Tomá esto como un relato especulativo: es ficción armada con piezas reales, a leer con placer y a dudar con método.

SHANGHÁI. Contemos una historia sobre un candado que se cierra despacio. El punto de partida tiene fecha y firma: el 25 de junio de 2026 el ICBC, el banco más grande de China, anunció que a partir del 24 de julio dejaría de ofrecer trading minorista apalancado vinculado a la Bolsa de Oro de Shanghái. Postal Savings Bank, Ping An Bank y China Guangfa Bank prepararon salidas parecidas. Antes de eso, Bank of China y China CITIC Bank ya habían llevado los requisitos de margen hasta el 140%. El oro, que había tocado un pico cercano a los 5.600 dólares la onza a comienzos de año, venía de caer casi un 30%, hasta perforar los 4.000. Eso está documentado, con fecha y con nombre de banco. Ahí termina el hecho y empieza mi cuento.

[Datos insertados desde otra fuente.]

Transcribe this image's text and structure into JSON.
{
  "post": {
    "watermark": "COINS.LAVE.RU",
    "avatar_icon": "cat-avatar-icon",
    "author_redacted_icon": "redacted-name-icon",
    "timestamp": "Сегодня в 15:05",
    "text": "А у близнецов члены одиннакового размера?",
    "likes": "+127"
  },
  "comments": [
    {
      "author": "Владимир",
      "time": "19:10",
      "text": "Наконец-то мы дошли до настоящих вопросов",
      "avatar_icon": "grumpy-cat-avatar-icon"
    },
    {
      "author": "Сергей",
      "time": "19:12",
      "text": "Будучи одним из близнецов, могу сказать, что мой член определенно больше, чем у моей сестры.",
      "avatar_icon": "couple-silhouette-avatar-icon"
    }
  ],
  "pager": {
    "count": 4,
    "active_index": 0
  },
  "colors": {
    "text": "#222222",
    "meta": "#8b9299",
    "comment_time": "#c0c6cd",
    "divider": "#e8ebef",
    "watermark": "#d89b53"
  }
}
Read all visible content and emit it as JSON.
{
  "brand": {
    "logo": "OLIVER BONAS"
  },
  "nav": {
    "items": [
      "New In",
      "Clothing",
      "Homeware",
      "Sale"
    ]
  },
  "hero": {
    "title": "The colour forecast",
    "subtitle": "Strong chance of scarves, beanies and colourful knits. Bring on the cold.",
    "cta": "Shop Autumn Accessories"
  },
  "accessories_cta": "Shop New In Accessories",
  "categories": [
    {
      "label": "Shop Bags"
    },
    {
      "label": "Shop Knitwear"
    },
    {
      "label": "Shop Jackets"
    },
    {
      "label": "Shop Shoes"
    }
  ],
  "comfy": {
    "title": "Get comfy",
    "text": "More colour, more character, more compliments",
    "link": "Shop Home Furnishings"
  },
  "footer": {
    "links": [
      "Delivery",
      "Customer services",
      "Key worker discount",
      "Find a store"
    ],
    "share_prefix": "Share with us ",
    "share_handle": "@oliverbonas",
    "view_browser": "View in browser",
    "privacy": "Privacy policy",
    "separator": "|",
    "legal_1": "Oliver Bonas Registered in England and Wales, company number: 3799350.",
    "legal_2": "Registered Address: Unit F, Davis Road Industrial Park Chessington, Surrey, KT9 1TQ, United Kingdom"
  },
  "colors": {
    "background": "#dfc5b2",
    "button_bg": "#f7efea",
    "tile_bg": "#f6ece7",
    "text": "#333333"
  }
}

Natural News lo lee distinto. Para ese sitio, la fecha del 24 de julio no es un ajuste prudente de riesgo sino el cierre de una trampa que Occidente construyó hace décadas: el oro de papel, el mecanismo que permite vender promesas de metal sin tener el metal, y que según esa lectura mantuvo el precio artificialmente bajo mientras los bancos occidentales acumulaban el original.

"El fin de la manipulación de JP Morgan sobre los precios del oro y la plata es lo único que protege al dólar, y una vez que el descubrimiento de precios abandona los centros bancarios occidentales, todo el sistema fiduciario se agrieta", sostiene la lectura que propone Natural News.

Sigamos el hilo del cuento un poco más, siempre marcado como conjetura. Si esa lectura fuera cierta, tres cosas pasarían en cadena:

  • el oro físico en Shanghái empezaría a cotizar por encima de Londres y de COMEX;
  • fondos soberanos y operadores de bóvedas privadas comprarían barato en Occidente y volarían el metal a Hong Kong para revenderlo caro, lo que drenaría reservas que hoy se dan por seguras;
  • China terminaría de armar, sobre ese drenaje, un sistema de liquidación internacional respaldado en oro que le permitiría a un bloque como los BRICS comerciar sin pasar por el dólar.

Nada de esto figura en el comunicado del ICBC, que habla apenas de gestión de riesgo sobre productos apalancados y no toca el oro físico ni los fondos que lo siguen sin margen. La distancia entre ese texto bancario y la lectura de Natural News es, en definitiva, la distancia entre un candado y la teoría de quién lo cierra y por qué. El 24 de julio, la Bolsa de Oro de Shanghái amanece con una regla nueva. Lo que esa regla signifique al final, todavía nadie lo firmó.